El Real Madrid acabó imponiéndose en la segunda mitad, aunque parte de los pitos prosiguieron pese al resultado favorable. En el duelo de Champions ante el Mónaco tres días después, se sintió una reconciliación entre afición y plantilla. En este caso, los futbolistas respondieron con una de sus mejores versiones del curso para golear por 6-1 al equipo monegasco. El perdón del público del Santiago Bernabéu también llegó a Vinicius Junior, cuyo nombre fue coreado por el estadio, y a Bellingham, con su ya clásico «¡Hey Jude!».
Cuando parecía que un nuevo proyecto se iniciaba bajo el mando de Arbeloa, que los jugadores merengues habían mejorado su actitud con el cambio de entrenador y que habían recibido la ‘lección’ por parte de su público… todo volvió a su cauce. La derrota ante el Benfica tuvo todos los ingredientes de las dos últimas temporadas del Real Madrid: bajo rendimiento individual de algunas piezas, desorden táctico, falta de actitud y una intensidad mal entendida; como se vio en las expulsiones de Asencio y Rodrygo.
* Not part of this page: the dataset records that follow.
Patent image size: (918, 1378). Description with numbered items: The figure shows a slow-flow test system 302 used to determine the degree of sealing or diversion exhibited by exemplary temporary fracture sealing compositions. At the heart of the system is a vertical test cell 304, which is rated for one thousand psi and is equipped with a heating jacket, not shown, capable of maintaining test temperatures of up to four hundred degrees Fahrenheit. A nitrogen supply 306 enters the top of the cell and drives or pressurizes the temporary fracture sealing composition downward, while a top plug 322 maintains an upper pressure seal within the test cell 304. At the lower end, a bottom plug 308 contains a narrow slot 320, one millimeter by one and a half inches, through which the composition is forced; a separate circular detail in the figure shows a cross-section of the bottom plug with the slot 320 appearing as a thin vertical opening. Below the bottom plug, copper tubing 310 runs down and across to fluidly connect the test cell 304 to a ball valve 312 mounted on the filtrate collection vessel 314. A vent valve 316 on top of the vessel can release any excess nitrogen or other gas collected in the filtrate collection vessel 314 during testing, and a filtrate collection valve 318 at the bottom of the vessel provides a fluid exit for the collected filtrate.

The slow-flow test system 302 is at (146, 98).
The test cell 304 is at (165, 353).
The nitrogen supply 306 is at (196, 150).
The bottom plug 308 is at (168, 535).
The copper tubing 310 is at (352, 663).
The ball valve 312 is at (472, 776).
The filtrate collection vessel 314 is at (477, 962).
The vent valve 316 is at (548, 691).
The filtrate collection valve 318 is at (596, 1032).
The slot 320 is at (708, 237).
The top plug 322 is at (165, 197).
El Bernabéu, salida de un nuevo comienzo
Después del triunfo a domicilio ante el Villarreal, el Real Madrid afrontaba la visita a Da Luz con el objetivo de asegurar un puesto en el Top 8 de la fase de liga de la Champions. A los blancos les valía un empate para lograrlo, pero se encontraron con un Benfica que les borró del mapa y al que enfrentarán de nuevo en dieciseisavos. El tropiezo en Lisboa ha supuesto un cambio de planes para los de Arbeloa, que hubieran tenido un plácido mes de febrero con sólo cuatro partidos en caso de evitar la ronda previa de Champions.
Ahora, el duelo ante el Rayo Vallecano del domingo (14:00 horas) en el Santiago Bernabéu será el primero de los seis encuentros que disputarán los blancos en el segundo mes del año. Tres de ellos -Rayo, Real Sociedad y la vuelta ante el Benfica- los jugarán ante un feudo madridista que seguirá llamando la atención de sus jugadores si no llegan los resultados ni cambian su actitud.